MySQL Bugs: #75823: Invalid LCP (Ndbd file system inconsistency error, please report a bug)

Bug #75823	Invalid LCP (Ndbd file system inconsistency error, please report a bug)
Submitted:	9 Feb 2015 9:14	Modified:	10 Jun 2015 11:03
Reporter:	Сергей Кукуев	Email Updates:
Status:	Can't repeat	Impact on me:	None
Category:	MySQL Cluster: Cluster (NDB) storage engine	Severity:	S2 (Serious)
Version:	7.3.6	OS:	Linux (2.6.39-200.24.1.el6uek.x86_64)
Assigned to:	MySQL Verification Team	CPU Architecture:	Any
Tags:	2352, Error 2352, Invalid LCP, LCP, Ndbd file system error

Description:
Two data nodes simultaneously got following error which caused loss of data:

Time: Thursday 5 February 2015 - 19:41:56
Status: Ndbd file system error, restart node initial
Message: Invalid LCP (Ndbd file system inconsistency error, please report a bug)
Error: 2352
Error data: T50F15
Error object: RESTORE (Line: 1286) 0x00000002
Program: ndbmtd
Pid: 26712 thr: 5
Version: mysql-5.6.19 ndb-7.3.6
Trace: /opt/mysql/ndb_5_trace.log.4 [t1..t10]
***EOM***

How to repeat:
I don't know

Error report from 7.3.6

Attachment: ndb_error_report_20150209131943.tar.bz2 (application/octet-stream, text), 2.67 MiB.

Hi,

Can you give me some more insight about your problem as it is almost impossible to reproduce.
 - did you make any changes to your system recently
 - are you 100% sure your hardware is ok (check raid controller, disk status and also ethernet adapters if they show any errors, syslog too)
 - are you using NFS by any chance or any other type of network/shared storage?
 - are you using disk data with 7.3
 - was the amount of traffic on your system in any way different then usual (for e.g. you had a load spike?)

kind regards
Bogdan Kecman

Hi!

- did you make any changes to your system recently
No

 - are you 100% sure your hardware is ok (check raid controller, disk status and also ethernet adapters if they show any errors, syslog too)
Since it happened in Feb I cannot get logs. It is virtual machines.

 - are you using NFS by any chance or any other type of network/shared storage?
No

 - are you using disk data with 7.3
Don't quite understand question. We are using only ENGINE=NDBCLUSTER.

 - was the amount of traffic on your system in any way different then usual (for e.g. you had a load spike?)
Don't think so, but system was under load testing.

Hi,

> Since it happened in Feb I cannot get logs. 

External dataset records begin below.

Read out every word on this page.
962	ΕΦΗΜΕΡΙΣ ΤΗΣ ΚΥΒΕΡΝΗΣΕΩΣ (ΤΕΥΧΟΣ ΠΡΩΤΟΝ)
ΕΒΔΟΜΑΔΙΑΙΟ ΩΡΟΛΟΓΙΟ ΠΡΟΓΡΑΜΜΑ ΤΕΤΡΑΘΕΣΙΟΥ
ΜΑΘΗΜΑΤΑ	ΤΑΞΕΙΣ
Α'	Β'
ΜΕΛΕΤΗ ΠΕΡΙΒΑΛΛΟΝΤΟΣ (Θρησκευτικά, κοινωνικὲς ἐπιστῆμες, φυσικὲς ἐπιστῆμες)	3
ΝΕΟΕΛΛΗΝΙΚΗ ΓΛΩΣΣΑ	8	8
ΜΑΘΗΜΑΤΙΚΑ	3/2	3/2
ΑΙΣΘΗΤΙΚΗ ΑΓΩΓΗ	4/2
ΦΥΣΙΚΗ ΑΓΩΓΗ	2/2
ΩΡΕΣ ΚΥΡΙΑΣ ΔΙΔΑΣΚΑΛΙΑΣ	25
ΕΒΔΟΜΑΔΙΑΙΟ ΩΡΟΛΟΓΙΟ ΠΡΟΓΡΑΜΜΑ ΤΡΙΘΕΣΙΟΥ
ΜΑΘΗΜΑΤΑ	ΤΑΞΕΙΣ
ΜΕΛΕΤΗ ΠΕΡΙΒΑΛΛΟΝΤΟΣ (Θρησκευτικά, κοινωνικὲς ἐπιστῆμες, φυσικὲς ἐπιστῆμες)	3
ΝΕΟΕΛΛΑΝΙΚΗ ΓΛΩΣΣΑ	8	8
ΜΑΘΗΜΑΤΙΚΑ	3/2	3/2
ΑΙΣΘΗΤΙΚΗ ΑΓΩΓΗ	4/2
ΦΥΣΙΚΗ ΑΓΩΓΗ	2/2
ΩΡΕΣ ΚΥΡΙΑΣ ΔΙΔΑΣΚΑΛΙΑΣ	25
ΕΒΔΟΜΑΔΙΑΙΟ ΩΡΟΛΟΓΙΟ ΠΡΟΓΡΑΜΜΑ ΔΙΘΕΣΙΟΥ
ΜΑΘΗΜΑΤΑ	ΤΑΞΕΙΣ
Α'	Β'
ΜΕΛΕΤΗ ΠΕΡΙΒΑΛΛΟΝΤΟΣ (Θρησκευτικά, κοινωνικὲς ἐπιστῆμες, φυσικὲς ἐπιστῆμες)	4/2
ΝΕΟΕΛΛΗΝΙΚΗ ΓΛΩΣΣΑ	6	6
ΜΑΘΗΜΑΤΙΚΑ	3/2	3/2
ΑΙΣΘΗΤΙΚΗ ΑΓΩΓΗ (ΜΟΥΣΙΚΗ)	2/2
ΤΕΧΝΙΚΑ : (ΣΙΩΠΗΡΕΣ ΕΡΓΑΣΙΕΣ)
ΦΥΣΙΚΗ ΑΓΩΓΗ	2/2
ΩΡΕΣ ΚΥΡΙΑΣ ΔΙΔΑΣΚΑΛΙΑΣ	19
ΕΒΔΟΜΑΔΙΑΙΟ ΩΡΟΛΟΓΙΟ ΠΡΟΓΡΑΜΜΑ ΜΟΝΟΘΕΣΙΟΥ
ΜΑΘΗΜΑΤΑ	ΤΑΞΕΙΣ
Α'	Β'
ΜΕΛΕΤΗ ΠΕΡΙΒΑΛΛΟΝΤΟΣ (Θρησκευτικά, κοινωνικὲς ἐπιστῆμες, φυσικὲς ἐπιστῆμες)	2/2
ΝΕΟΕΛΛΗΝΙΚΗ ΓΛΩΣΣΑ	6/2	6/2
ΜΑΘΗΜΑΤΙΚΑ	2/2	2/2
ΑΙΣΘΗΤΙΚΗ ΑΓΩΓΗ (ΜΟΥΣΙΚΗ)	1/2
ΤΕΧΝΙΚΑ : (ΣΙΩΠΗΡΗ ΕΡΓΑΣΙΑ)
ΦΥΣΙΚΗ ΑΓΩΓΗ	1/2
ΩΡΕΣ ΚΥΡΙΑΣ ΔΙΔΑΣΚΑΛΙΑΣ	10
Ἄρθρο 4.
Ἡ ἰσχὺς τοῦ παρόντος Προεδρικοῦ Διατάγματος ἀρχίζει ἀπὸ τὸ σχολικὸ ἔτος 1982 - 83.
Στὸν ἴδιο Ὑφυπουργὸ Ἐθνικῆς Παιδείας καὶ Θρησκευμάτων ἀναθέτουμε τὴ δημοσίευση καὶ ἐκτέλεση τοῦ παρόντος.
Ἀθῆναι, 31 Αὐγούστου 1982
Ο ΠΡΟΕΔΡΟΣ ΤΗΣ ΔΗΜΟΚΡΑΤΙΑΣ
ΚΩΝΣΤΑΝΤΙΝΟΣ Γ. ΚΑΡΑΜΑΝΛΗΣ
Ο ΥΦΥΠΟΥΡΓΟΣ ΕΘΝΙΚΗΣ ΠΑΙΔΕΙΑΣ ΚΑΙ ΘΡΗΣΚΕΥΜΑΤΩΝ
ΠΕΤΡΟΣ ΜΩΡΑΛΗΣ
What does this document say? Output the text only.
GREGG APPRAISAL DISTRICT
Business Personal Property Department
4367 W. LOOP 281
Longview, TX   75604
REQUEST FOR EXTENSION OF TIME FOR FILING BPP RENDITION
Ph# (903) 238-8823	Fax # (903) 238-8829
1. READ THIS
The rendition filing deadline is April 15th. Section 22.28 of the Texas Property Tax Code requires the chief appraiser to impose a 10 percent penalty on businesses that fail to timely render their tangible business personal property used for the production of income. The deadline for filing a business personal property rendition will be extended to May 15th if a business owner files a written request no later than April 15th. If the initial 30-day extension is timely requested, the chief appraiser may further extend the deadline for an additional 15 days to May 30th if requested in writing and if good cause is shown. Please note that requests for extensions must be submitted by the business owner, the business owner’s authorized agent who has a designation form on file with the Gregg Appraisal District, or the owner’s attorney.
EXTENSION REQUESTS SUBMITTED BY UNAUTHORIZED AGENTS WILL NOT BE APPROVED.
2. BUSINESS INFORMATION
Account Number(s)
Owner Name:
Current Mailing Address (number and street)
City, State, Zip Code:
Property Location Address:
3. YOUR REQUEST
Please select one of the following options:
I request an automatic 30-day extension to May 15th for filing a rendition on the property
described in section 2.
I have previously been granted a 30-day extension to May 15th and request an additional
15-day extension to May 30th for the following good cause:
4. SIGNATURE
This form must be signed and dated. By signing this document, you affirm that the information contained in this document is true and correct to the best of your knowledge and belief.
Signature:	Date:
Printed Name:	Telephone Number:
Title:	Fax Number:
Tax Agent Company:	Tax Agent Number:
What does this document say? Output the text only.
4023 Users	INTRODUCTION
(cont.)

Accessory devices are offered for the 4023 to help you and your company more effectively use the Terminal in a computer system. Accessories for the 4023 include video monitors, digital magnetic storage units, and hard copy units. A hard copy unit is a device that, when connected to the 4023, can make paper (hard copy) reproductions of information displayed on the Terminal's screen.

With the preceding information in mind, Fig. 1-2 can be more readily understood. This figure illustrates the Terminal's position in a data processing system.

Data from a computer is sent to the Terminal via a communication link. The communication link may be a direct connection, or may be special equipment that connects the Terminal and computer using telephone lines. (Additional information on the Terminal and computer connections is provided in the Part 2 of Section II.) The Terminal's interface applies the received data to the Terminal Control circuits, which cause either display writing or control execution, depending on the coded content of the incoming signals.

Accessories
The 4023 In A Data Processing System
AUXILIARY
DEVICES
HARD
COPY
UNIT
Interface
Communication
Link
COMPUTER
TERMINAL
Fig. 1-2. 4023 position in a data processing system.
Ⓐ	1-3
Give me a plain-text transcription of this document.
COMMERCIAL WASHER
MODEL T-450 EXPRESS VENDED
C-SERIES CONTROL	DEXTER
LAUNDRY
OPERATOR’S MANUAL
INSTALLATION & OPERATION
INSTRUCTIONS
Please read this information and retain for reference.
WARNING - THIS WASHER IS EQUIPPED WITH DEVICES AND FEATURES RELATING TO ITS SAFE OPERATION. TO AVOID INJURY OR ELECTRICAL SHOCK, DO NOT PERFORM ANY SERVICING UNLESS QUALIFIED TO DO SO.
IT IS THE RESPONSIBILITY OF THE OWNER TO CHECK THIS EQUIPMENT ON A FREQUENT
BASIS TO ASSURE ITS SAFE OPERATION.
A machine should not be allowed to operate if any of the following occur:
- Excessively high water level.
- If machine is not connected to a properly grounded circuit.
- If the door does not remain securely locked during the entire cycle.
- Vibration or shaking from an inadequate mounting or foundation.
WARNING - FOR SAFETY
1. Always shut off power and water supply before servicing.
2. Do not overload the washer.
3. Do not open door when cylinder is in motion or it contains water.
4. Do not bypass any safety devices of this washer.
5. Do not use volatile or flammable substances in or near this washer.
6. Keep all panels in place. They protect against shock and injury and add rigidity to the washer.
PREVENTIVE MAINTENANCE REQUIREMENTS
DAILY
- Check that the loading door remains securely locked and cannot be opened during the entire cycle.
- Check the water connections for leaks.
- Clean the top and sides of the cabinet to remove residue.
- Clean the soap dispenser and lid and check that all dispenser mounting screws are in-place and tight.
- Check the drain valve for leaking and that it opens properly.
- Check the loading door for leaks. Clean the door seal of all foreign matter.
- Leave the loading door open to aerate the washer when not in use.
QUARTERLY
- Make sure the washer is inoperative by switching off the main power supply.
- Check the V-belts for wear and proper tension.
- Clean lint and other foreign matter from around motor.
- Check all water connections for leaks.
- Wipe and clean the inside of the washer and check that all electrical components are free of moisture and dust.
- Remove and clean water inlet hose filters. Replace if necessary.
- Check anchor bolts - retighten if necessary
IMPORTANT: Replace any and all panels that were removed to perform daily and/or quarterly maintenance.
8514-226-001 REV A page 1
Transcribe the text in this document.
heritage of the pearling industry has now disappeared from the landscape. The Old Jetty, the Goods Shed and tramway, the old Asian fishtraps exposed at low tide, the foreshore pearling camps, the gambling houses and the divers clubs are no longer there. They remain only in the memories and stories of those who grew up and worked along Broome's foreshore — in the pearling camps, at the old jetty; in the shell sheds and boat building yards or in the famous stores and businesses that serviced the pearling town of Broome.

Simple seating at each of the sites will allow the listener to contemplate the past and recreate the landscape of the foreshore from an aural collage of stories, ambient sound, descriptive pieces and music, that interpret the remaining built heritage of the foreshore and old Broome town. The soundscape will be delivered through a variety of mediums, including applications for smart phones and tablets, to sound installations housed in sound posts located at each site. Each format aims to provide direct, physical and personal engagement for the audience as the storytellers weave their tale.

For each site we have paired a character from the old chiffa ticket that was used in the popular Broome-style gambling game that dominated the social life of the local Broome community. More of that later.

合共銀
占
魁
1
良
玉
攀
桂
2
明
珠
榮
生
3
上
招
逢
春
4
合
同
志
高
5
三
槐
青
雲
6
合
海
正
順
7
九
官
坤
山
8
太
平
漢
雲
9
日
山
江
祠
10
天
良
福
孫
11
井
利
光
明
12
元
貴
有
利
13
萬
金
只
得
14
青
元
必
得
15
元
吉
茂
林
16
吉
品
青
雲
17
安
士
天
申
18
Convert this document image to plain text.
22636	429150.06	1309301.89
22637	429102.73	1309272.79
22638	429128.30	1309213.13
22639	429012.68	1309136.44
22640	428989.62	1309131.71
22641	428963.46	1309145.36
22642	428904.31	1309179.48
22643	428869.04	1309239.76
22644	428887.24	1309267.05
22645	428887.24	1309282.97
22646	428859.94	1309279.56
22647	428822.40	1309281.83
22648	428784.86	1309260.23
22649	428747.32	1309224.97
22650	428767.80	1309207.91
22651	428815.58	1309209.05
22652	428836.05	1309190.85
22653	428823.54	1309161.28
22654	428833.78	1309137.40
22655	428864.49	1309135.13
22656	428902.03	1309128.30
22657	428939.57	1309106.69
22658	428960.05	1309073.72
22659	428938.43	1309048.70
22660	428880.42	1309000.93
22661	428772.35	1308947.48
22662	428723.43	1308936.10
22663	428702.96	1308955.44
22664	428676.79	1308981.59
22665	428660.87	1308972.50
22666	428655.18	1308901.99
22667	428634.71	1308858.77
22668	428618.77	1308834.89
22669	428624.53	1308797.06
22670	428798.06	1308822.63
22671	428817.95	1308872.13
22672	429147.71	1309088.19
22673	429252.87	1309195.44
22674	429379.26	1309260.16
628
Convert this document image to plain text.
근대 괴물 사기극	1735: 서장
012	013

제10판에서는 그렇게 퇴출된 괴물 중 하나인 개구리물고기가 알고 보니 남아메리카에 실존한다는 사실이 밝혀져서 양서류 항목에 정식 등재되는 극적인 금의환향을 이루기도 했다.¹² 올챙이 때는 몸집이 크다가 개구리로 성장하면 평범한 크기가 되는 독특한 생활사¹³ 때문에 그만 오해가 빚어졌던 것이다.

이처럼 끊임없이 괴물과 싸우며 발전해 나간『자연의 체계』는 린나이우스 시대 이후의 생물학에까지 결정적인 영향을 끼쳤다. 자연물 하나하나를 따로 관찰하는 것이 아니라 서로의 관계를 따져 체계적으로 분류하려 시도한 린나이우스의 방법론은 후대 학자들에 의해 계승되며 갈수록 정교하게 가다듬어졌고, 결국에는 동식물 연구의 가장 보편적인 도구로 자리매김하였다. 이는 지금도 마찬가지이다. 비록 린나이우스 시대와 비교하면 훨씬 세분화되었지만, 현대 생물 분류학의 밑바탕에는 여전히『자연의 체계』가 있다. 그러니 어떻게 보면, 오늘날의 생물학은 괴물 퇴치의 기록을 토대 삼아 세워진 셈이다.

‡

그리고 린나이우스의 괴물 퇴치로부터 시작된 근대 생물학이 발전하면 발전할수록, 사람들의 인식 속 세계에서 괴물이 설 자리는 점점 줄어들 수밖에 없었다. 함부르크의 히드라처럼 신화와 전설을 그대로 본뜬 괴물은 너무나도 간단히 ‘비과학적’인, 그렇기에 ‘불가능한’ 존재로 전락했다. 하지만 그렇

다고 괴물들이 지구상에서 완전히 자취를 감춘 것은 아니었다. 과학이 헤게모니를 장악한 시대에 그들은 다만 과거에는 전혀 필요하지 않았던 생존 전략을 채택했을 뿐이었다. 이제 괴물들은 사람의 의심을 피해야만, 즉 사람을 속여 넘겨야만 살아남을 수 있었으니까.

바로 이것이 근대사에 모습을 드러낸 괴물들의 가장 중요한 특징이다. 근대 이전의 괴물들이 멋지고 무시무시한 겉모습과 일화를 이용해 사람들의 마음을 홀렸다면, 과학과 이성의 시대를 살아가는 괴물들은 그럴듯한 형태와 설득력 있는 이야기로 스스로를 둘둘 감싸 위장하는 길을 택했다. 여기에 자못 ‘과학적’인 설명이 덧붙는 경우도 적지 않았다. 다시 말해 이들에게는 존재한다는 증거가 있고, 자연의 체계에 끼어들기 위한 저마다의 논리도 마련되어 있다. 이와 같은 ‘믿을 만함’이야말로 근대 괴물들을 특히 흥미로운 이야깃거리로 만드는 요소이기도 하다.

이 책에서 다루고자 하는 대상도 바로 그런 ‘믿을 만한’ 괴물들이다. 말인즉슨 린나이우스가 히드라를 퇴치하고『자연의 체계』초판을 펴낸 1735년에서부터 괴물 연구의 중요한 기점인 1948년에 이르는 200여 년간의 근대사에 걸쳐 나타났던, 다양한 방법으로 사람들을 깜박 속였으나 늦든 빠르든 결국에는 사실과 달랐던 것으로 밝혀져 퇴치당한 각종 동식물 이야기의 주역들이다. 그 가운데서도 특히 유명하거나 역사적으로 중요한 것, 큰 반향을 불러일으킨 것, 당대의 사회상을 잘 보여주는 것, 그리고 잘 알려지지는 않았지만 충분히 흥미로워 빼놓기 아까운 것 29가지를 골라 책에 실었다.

There is no way I can reproduce this as without logs I can't say I did or did not; but in any way I don't believe this is a bug and without logs I can't say what exactly happened.

> It is virtual machines.

What I can assume is that this is your problem. MySQL Cluster expect to have constant io throughput even if you don't have any load on the custer itself. It will record LCP non stop. If your IO suddenly becomes unavailable a crash due to inability to execute lcp/gcp will happen (as it did for you). If you are using VM the IO is not stable as other VM on the same box can use the IO and your data node will die.

>  - are you using disk data with 7.3
> Don't quite understand question. We are using only ENGINE=NDBCLUSTER.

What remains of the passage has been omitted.